Fue mi prima la que dio la noticia al entrar sollozando en la casa, Han quitado la red del gallinero y el animal se ha escapado, mi padre, que asaba un chorizo en el hornillo de petróleo, corrió descalzo, en calzoncillos, hacia el huerto, limpiando la navaja en la camisa, mi abuelo, instalado con un plato de avena en las manos en la mecedora entre el armario y la pila, murmuraba preocupado Con el amor que tenía al animal Carlos se volverá loco, pero mi tío, al llegar de la fábrica, oyó el relato de mi padre sin una mueca, sin una palabra, sin una exclamación siquiera, de cómo habían levantado la red del gallinero y quitado una tabla de la cerca del huerto para que la zorra pudiese desaparecer por los solares que precedían al bosque, y mi tío, indiferente, acabó su sopa de ajo, se lavó la cara y los brazos en el grifo del lavadero, se acostó a dormir en el diván de la salita ahuyentando con el codo la preocupación de la madre, y esa tarde, después de cambiarse de ropa, entró en el café a la hora de costumbre, se sentó sin el animal a la mesa del dominó, y barajó las fichas ante la rueda de los compañeros que apenas se movían, clavando la vista en el aguardiente. Perdió esa tarde y perdió todas las tardes que siguieron durante treinta y siete años, incluyendo domingos y festivos, hasta el sábado en que lo trajeron en camilla hasta casa, ya incapaz de hablar, con el puño apretado en un doble de seis.
—¿Quién podía querer perjudicarnos en la Organización, a quién puede servirle de algo que vayamos a la cárcel, dime? —dudó el Sacerdote que palpaba las granadas una a una, interesado en el peso y en el sello de origen—. Francesas, vulgar por lo menos así por fuera no me parece que les hayan metido mano, siempre puede darse el caso de que una munición no explote.
—¿Y la Brigada entera en la Judicial, y las esquinas llenas de agentes, y el coche blindado en el portón? —argumenté yo sacando el cortaúñas del bolsillo para quitarme la piel del meñique—. Un minuto más a lo sumo y se nos mete la tropa en el apartamento, ya veréis. Lo gracioso es que ni en el entierro de mi tío, cuando el animal, evaporado hacía mucho, no daba suerte a nadie, se volvió a hablar de la zorra.
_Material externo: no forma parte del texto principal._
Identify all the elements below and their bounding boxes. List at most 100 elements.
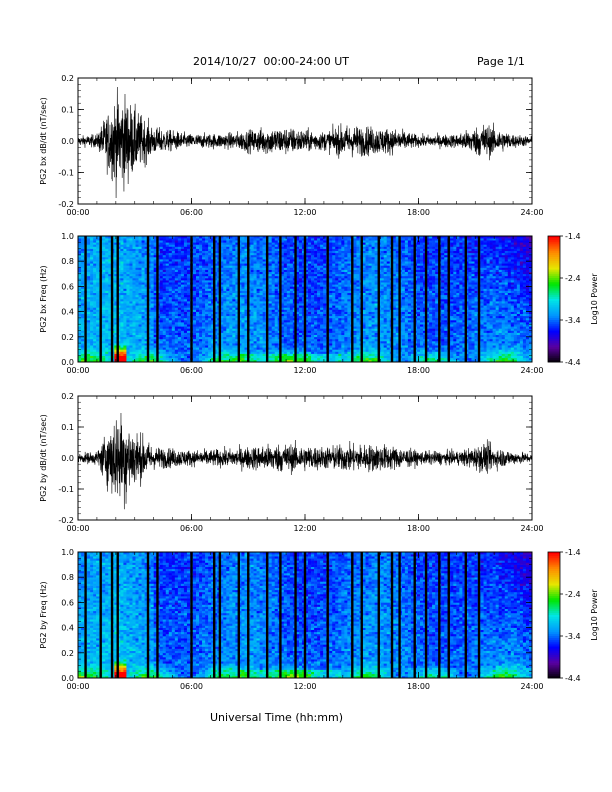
spectrogram-cell <box>81 290 85 293</box>
spectrogram-cell <box>81 269 85 272</box>
spectrogram-cell <box>211 326 215 329</box>
spectrogram-cell <box>186 282 191 285</box>
spectrogram-cell <box>232 294 236 298</box>
spectrogram-cell <box>108 326 112 329</box>
spectrogram-cell <box>196 278 200 281</box>
spectrogram-cell <box>220 275 224 279</box>
spectrogram-cell <box>199 282 203 285</box>
spectrogram-cell <box>232 259 236 262</box>
spectrogram-cell <box>144 271 148 275</box>
spectrogram-cell <box>226 271 230 275</box>
spectrogram-cell <box>241 250 245 254</box>
spectrogram-cell <box>108 259 112 262</box>
spectrogram-cell <box>208 261 212 264</box>
spectrogram-cell <box>186 263 191 266</box>
spectrogram-cell <box>168 341 173 344</box>
spectrogram-cell <box>280 271 285 275</box>
spectrogram-cell <box>235 242 239 245</box>
spectrogram-cell <box>241 248 245 251</box>
spectrogram-cell <box>81 336 85 340</box>
spectrogram-cell <box>177 353 182 356</box>
spectrogram-cell <box>138 343 142 346</box>
spectrogram-cell <box>262 345 266 348</box>
spectrogram-cell <box>135 328 139 331</box>
spectrogram-cell <box>250 345 254 348</box>
spectrogram-cell <box>174 353 179 356</box>
spectrogram-cell <box>205 359 209 363</box>
spectrogram-cell <box>235 303 239 306</box>
spectrogram-cell <box>211 296 215 300</box>
spectrogram-cell <box>180 307 185 310</box>
spectrogram-cell <box>238 257 242 260</box>
spectrogram-cell <box>132 242 136 245</box>
spectrogram-cell <box>177 242 182 245</box>
spectrogram-cell <box>211 265 215 268</box>
spectrogram-cell <box>81 275 85 279</box>
spectrogram-cell <box>305 259 309 262</box>
spectrogram-cell <box>268 355 273 359</box>
spectrogram-cell <box>226 254 230 258</box>
spectrogram-cell <box>311 288 315 291</box>
spectrogram-cell <box>150 303 154 306</box>
spectrogram-cell <box>241 271 245 275</box>
spectrogram-cell <box>123 242 127 245</box>
spectrogram-cell <box>232 244 236 247</box>
spectrogram-cell <box>271 252 276 256</box>
spectrogram-cell <box>141 292 145 296</box>
spectrogram-cell <box>286 292 291 296</box>
spectrogram-cell <box>220 309 224 312</box>
spectrogram-cell <box>208 311 212 314</box>
spectrogram-cell <box>280 311 285 314</box>
spectrogram-cell <box>229 317 233 321</box>
spectrogram-cell <box>308 246 312 249</box>
spectrogram-cell <box>223 257 227 260</box>
spectrogram-cell <box>320 267 324 270</box>
spectrogram-cell <box>308 317 312 321</box>
spectrogram-cell <box>271 338 276 342</box>
spectrogram-cell <box>320 357 324 361</box>
spectrogram-cell <box>211 248 215 251</box>
spectrogram-cell <box>177 252 182 256</box>
spectrogram-cell <box>105 236 109 239</box>
spectrogram-cell <box>165 359 170 363</box>
spectrogram-cell <box>226 278 230 281</box>
spectrogram-cell <box>298 273 303 277</box>
spectrogram-cell <box>235 313 239 317</box>
spectrogram-cell <box>135 263 139 266</box>
spectrogram-cell <box>108 246 112 249</box>
spectrogram-cell <box>174 315 179 319</box>
spectrogram-cell <box>105 307 109 310</box>
spectrogram-cell <box>171 282 176 285</box>
spectrogram-cell <box>311 252 315 256</box>
spectrogram-cell <box>183 275 188 279</box>
spectrogram-cell <box>129 282 133 285</box>
spectrogram-cell <box>250 343 254 346</box>
spectrogram-cell <box>235 248 239 251</box>
spectrogram-cell <box>283 341 288 344</box>
spectrogram-cell <box>259 257 263 260</box>
spectrogram-cell <box>126 317 130 321</box>
spectrogram-cell <box>168 332 173 335</box>
spectrogram-cell <box>301 305 306 308</box>
spectrogram-cell <box>193 238 197 241</box>
spectrogram-cell <box>183 242 188 245</box>
spectrogram-cell <box>90 307 94 310</box>
spectrogram-cell <box>268 240 273 243</box>
spectrogram-cell <box>183 338 188 342</box>
spectrogram-cell <box>87 320 91 323</box>
spectrogram-cell <box>301 330 306 333</box>
spectrogram-cell <box>168 275 173 279</box>
spectrogram-cell <box>153 313 157 317</box>
spectrogram-cell <box>141 353 145 356</box>
spectrogram-cell <box>226 332 230 335</box>
spectrogram-cell <box>180 263 185 266</box>
spectrogram-cell <box>283 324 288 327</box>
spectrogram-cell <box>120 238 124 241</box>
spectrogram-cell <box>308 336 312 340</box>
spectrogram-cell <box>96 284 100 287</box>
spectrogram-cell <box>117 275 121 279</box>
spectrogram-cell <box>286 299 291 302</box>
spectrogram-cell <box>262 313 266 317</box>
spectrogram-cell <box>114 240 118 243</box>
spectrogram-cell <box>162 324 167 327</box>
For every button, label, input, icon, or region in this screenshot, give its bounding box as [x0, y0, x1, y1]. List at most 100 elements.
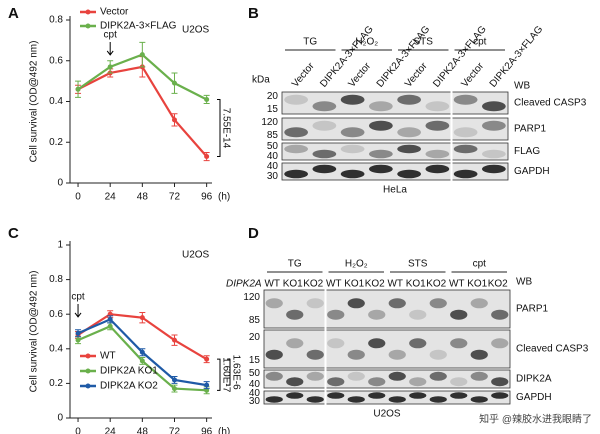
group-label: STS [408, 259, 428, 270]
marker: 30 [249, 396, 261, 407]
row-name: FLAG [514, 146, 540, 157]
legend-label: Vector [100, 7, 129, 18]
band [312, 120, 337, 131]
point [75, 330, 81, 336]
band [312, 101, 337, 112]
band [368, 338, 386, 349]
marker: 30 [267, 171, 279, 182]
group-label: H₂O₂ [345, 259, 368, 270]
band [453, 169, 478, 179]
band [429, 298, 447, 309]
band [369, 149, 393, 159]
y-tick-label: 0.6 [49, 55, 63, 66]
band [470, 298, 488, 309]
x-tick-label: 0 [75, 427, 81, 434]
band [409, 309, 427, 320]
treatment-label: cpt [71, 292, 85, 303]
row-name: PARP1 [514, 124, 546, 135]
marker: 15 [267, 104, 279, 115]
row-name: GAPDH [514, 166, 550, 177]
blot-strip [263, 329, 511, 369]
marker: 85 [249, 315, 261, 326]
wb-label: WB [516, 277, 532, 288]
x-axis-label: (h) [218, 192, 230, 203]
band [429, 396, 447, 403]
band [482, 120, 506, 131]
point [171, 80, 177, 86]
band [450, 392, 468, 399]
group-label: cpt [473, 259, 487, 270]
point [107, 323, 113, 329]
band [425, 149, 450, 159]
band [340, 169, 365, 179]
band [327, 338, 345, 349]
band [482, 164, 506, 174]
lane-label: DIPK2A-3×FLAG [431, 24, 489, 90]
lane-label: KO2 [365, 279, 385, 290]
lane-label: Vector [347, 60, 374, 89]
legend-marker [85, 23, 91, 29]
band [368, 392, 386, 399]
band [327, 392, 345, 399]
point [107, 64, 113, 70]
lane-label: Vector [290, 60, 317, 89]
band [453, 94, 478, 105]
y-tick-label: 0.4 [49, 343, 63, 354]
y-tick-label: 0.8 [49, 15, 63, 26]
band [284, 127, 308, 138]
band [284, 169, 308, 179]
lane-label: KO2 [426, 279, 446, 290]
band [265, 349, 283, 360]
lane-label: KO1 [283, 279, 303, 290]
marker: 50 [249, 368, 261, 379]
y-tick-label: 0 [57, 178, 63, 189]
x-tick-label: 72 [169, 427, 181, 434]
point [204, 356, 210, 362]
point [139, 358, 145, 364]
band [397, 144, 421, 154]
point [107, 316, 113, 322]
band [425, 101, 450, 112]
band [327, 377, 345, 387]
cell-line: U2OS [182, 25, 210, 36]
lane-label: KO1 [344, 279, 364, 290]
band [347, 349, 365, 360]
x-tick-label: 72 [169, 192, 181, 203]
band [265, 371, 283, 381]
group-label: STS [414, 37, 434, 48]
group-label: TG [303, 37, 317, 48]
band [369, 101, 393, 112]
band [347, 396, 365, 403]
legend-label: WT [100, 351, 116, 362]
band [388, 396, 406, 403]
legend-label: DIPK2A KO2 [100, 381, 158, 392]
point [171, 117, 177, 123]
band [491, 309, 509, 320]
y-tick-label: 1 [57, 240, 63, 251]
marker: 40 [267, 161, 279, 172]
arrow [74, 303, 82, 318]
group-label: TG [288, 259, 302, 270]
band [306, 371, 324, 381]
marker: 50 [267, 141, 279, 152]
band [340, 144, 365, 154]
band [368, 377, 386, 387]
legend-label: DIPK2A-3×FLAG [100, 21, 177, 32]
x-axis-label: (h) [218, 427, 230, 434]
band [397, 94, 421, 105]
band [482, 149, 506, 159]
band [397, 127, 421, 138]
band [388, 371, 406, 381]
band [388, 349, 406, 360]
band [284, 94, 308, 105]
legend-marker [85, 383, 91, 389]
band [284, 144, 308, 154]
point [171, 386, 177, 392]
band [450, 309, 468, 320]
x-tick-label: 96 [201, 192, 213, 203]
band [286, 392, 304, 399]
band [450, 377, 468, 387]
bracket [217, 98, 221, 158]
panel-label: D [248, 225, 259, 242]
y-tick-label: 0.2 [49, 137, 63, 148]
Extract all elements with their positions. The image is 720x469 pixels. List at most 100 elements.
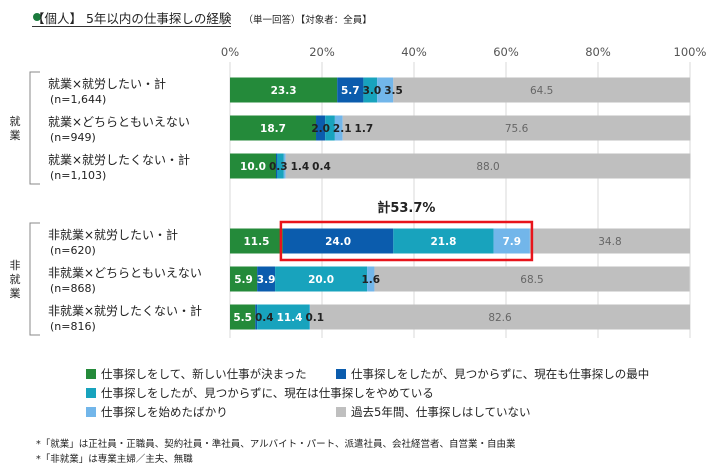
legend-swatch (86, 407, 96, 417)
bar-segment (337, 77, 364, 103)
data-label: 82.6 (488, 312, 512, 324)
note-1: *「就業」は正社員・正職員、契約社員・準社員、アルバイト・パート、派遣社員、会社… (36, 439, 516, 450)
legend-swatch (86, 369, 96, 379)
data-label: 20.0 (308, 274, 334, 286)
bar-segment (325, 115, 335, 141)
data-label: 0.1 (305, 312, 324, 324)
bar-segment (230, 77, 338, 103)
data-label: 0.4 (312, 161, 331, 173)
legend-item: 過去5年間、仕事探しはしていない (336, 404, 530, 420)
group-label: 就 (10, 272, 21, 286)
data-label: 5.5 (233, 312, 252, 324)
data-label: 23.3 (271, 85, 297, 97)
category-n: (n=1,644) (50, 93, 106, 106)
legend-item: 仕事探しを始めたばかり (86, 404, 228, 420)
data-label: 75.6 (505, 123, 529, 135)
title-main: 【個人】 5年以内の仕事探しの経験 (32, 11, 232, 27)
title-sub: （単一回答）【対象者：全員】 (243, 15, 372, 26)
data-label: 0.4 (255, 312, 274, 324)
data-label: 5.7 (341, 85, 360, 97)
bar-segment (393, 77, 690, 103)
data-label: 64.5 (530, 85, 553, 97)
x-tick-label: 100% (674, 45, 707, 59)
bar-segment (316, 115, 326, 141)
legend-item: 仕事探しをしたが、見つからずに、現在は仕事探しをやめている (86, 385, 434, 401)
bar-segment (230, 115, 317, 141)
bar-segment (493, 228, 530, 254)
bar-segment (275, 266, 368, 292)
bar-segment (393, 228, 494, 254)
data-label: 5.9 (234, 274, 253, 286)
data-label: 2.1 (333, 123, 352, 135)
data-label: 3.9 (257, 274, 276, 286)
bar-segment (230, 266, 258, 292)
data-label: 1.4 (291, 161, 310, 173)
legend-label: 過去5年間、仕事探しはしていない (351, 405, 531, 419)
bar-segment (283, 153, 286, 179)
bar-segment (277, 153, 284, 179)
legend-swatch (336, 407, 346, 417)
data-label: 3.0 (363, 85, 382, 97)
chart-title: 【個人】 5年以内の仕事探しの経験 （単一回答）【対象者：全員】 (32, 8, 372, 27)
category-label: 非就業×就労したい・計 (48, 227, 178, 242)
x-tick-label: 80% (585, 45, 611, 59)
data-label: 18.7 (260, 123, 286, 135)
bar-segment (334, 115, 343, 141)
annotation-label: 計53.7% (377, 200, 435, 216)
legend-swatch (336, 369, 346, 379)
bar-segment (377, 77, 394, 103)
bar-segment (310, 304, 690, 330)
legend-label: 仕事探しを始めたばかり (101, 405, 228, 419)
bar-segment (529, 228, 690, 254)
bar-segment (276, 153, 278, 179)
data-label: 11.4 (277, 312, 303, 324)
data-label: 2.0 (311, 123, 330, 135)
data-label: 3.5 (384, 85, 403, 97)
data-label: 68.5 (520, 274, 543, 286)
group-bracket (29, 71, 40, 185)
data-label: 1.6 (361, 274, 380, 286)
legend-item: 仕事探しをしたが、見つからずに、現在も仕事探しの最中 (336, 366, 649, 382)
note-2: *「非就業」は専業主婦／主夫、無職 (36, 454, 193, 465)
bar-segment (230, 304, 256, 330)
highlight-box (279, 220, 534, 262)
group-label: 業 (10, 287, 21, 300)
category-n: (n=620) (50, 244, 96, 257)
data-label: 11.5 (243, 236, 269, 248)
data-label: 21.8 (430, 236, 456, 248)
category-n: (n=1,103) (50, 169, 106, 182)
data-label: 0.3 (269, 161, 288, 173)
category-n: (n=949) (50, 131, 96, 144)
group-label: 非 (10, 259, 21, 272)
data-label: 7.9 (502, 236, 521, 248)
category-label: 就業×就労したい・計 (48, 76, 166, 91)
category-label: 非就業×就労したくない・計 (48, 303, 202, 318)
category-label: 就業×就労したくない・計 (48, 152, 190, 167)
bullet-icon (33, 13, 41, 21)
x-tick-label: 40% (401, 45, 427, 59)
data-label: 1.7 (355, 123, 374, 135)
bar-segment (282, 228, 394, 254)
bar-segment (285, 153, 691, 179)
legend-swatch (86, 388, 96, 398)
x-tick-label: 20% (309, 45, 335, 59)
category-label: 非就業×どちらともいえない (48, 266, 202, 280)
x-tick-label: 60% (493, 45, 519, 59)
bar-segment (374, 266, 690, 292)
bar-segment (230, 153, 276, 179)
bar-segment (367, 266, 375, 292)
legend-item: 仕事探しをして、新しい仕事が決まった (86, 366, 307, 382)
legend-label: 仕事探しをして、新しい仕事が決まった (101, 367, 307, 381)
data-label: 10.0 (240, 161, 266, 173)
bar-segment (230, 228, 283, 254)
bar-segment (257, 266, 276, 292)
group-label: 業 (10, 129, 21, 142)
category-n: (n=868) (50, 282, 96, 295)
data-label: 24.0 (325, 236, 351, 248)
category-label: 就業×どちらともいえない (48, 115, 190, 129)
bar-segment (257, 304, 310, 330)
bar-segment (342, 115, 691, 141)
data-label: 88.0 (476, 161, 499, 173)
bar-segment (255, 304, 258, 330)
De forma que me senté en el sofá, exactamente en el mismo cojín hacia donde el tiro de la bazuca me arrojara, crucé las piernas y me quedé mirando la sala devastada, los muebles hechos trizas, el agua del inodoro corriendo por la tarima, la alcachofa de la ducha que nadie abriera aplastada contra los azulejos de la pared, hasta que el Estudiante, con las palmas en alto, seguido por un ejército de policías, se reunía en la sala con el Sacerdote y conmigo, yo que me quitaba la piel en el sofá y el cura que contemplaba por la ventana el cielo por encima de los tejados mientras mi tío se lavaba la cara y los brazos en el grifo del lavadero, el Juez, con paraguas y cartera, subía las escaleras hacia el gabinete junto a la secretaría, y las ambulancias retomaban su curso habitual, por la Rua Gomes Freire, camino del Hospital de Sao José.